Turning to the business at hand, she unfolded the small tablecloth. She had stitched the gold thread embroidery on the royal blue cloth herself. The project had taken her weeks. As she didn’t embroider as a regular hobby, the symbols didn’t look professional or even, but the detail was meticulous, and every stitch was imbued with the invocations she had whispered as she worked on the cloth.

She used the small tablecloth for only one thing. As she carefully spread it flat, magic unfurled, changing the air above it where it lay. Holding the bag of runes in her right hand, she placed her left palm at the center of the cloth and centered herself.

Before the shooting, she would have just left the apartment without throwing the runes. The thought caused her to hesitate. It was not the best idea to rush through a reading, and she was going to be late as it was.

But no. Sometimes things change irrevocably. You turn a corner, hear a new song, read a book, fall in or out of love, or look at a painting in a different light.

Or you get shot several times.

Then no matter how you try, you can’t unsee or unexperience something to make life what it used to be. The river always flowed downstream.

She poured the runes into her hand, concentrated on her near future, and tossed them gently onto the cloth. They were pretty, made of polished rose quartz with the runes etched into the stone and painted gold, and they showed brilliantly against the rich blue cloth.

She preferred Nordic rune stones over divination cards with painted pictures because the stones opened the right mental pathways for her. The images that came were true divination, not images created by some unknown commercial artist.

Concepts tumbled and shifted in her mind as she watched the stones roll to a stop. Raidho, for travel. Thurisaz, destruction and defense. Hagalaz, destructive, uncontrollable forces. Dagaz, the stone for breakthrough. Then she let her gaze go unfocused as she stared at the pattern they made.

That was when the visions came, when her attention to the rune patterns created windows into fate.

Silence in her small apartment. Distantly she heard the dead clock begin to tick again.

She listened to the breath she took. Let her eyelids fall in a blink.

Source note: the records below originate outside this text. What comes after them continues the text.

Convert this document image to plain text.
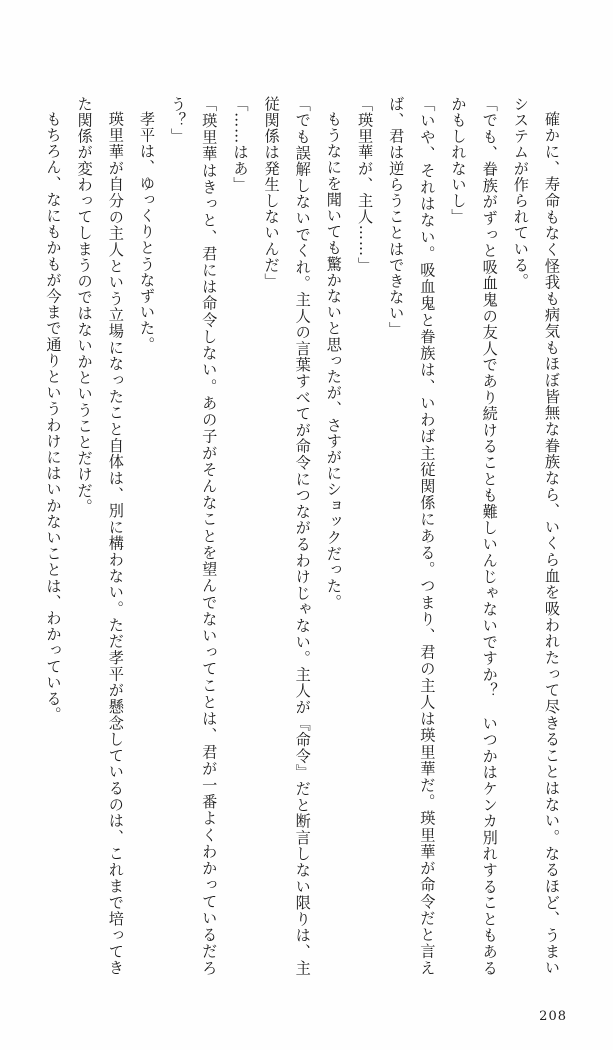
確かに、寿命もなく怪我も病気もほぼ皆無な眷族なら、いくら血を吸われたって尽きることはない。なるほど、うまいシステムが作られている。

「でも、眷族がずっと吸血鬼の友人であり続けることも難しいんじゃないですか？　いつかはケンカ別れすることもあるかもしれないし」

「いや、それはない。吸血鬼と眷族は、いわば主従関係にある。つまり、君の主人は瑛里華だ。瑛里華が命令だと言えば、君は逆らうことはできない」

「瑛里華が、主人……」

もうなにを聞いても驚かないと思ったが、さすがにショックだった。

「でも誤解しないでくれ。主人の言葉すべてが命令につながるわけじゃない。主人が『命令』だと断言しない限りは、主従関係は発生しないんだ」

「……はあ」

「瑛里華はきっと、君には命令しない。あの子がそんなことを望んでないってことは、君が一番よくわかっているだろう？」

孝平は、ゆっくりとうなずいた。

瑛里華が自分の主人という立場になったこと自体は、別に構わない。ただ孝平が懸念しているのは、これまで培ってきた関係が変わってしまうのではないかということだけだ。

もちろん、なにもかもが今まで通りというわけにはいかないことは、わかっている。

208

As she opened her eyes, she caught a glimpse of a strange landscape. A new wind blew through the apartment, ruffling her hair and bringing with it a faint, acrid scent like smoke.

The scent meant violence and danger. Like other messages the wind brought to her from time to time, it wasn’t a physical scent but intuitive and all too familiar.

Adrenaline spiked, causing a ghost of fiery pain to ripple through her body, localized in three places—her left shoulder, right thigh, and just under her ribs on the right side. As she pressed her hand to her abdomen, the figure of a man appeared.

He was turned away so that she looked at dark hair, the long, strong line of his neck, and broad shoulders.

He stood so close she felt like she could reach out to touch him and, oh my gods, all that Power he carried. How could one physical body contain it all? It was as if his skin thinly veiled a lightning bolt. He wasn’t human. He couldn’t be. He had to be one of the Elder Races.

The man was so vivid he made everything else around her pale by comparison. Even though she knew better, she lifted one of her hands and reached toward him. He was only a vision. He wasn’t really here in her apartment.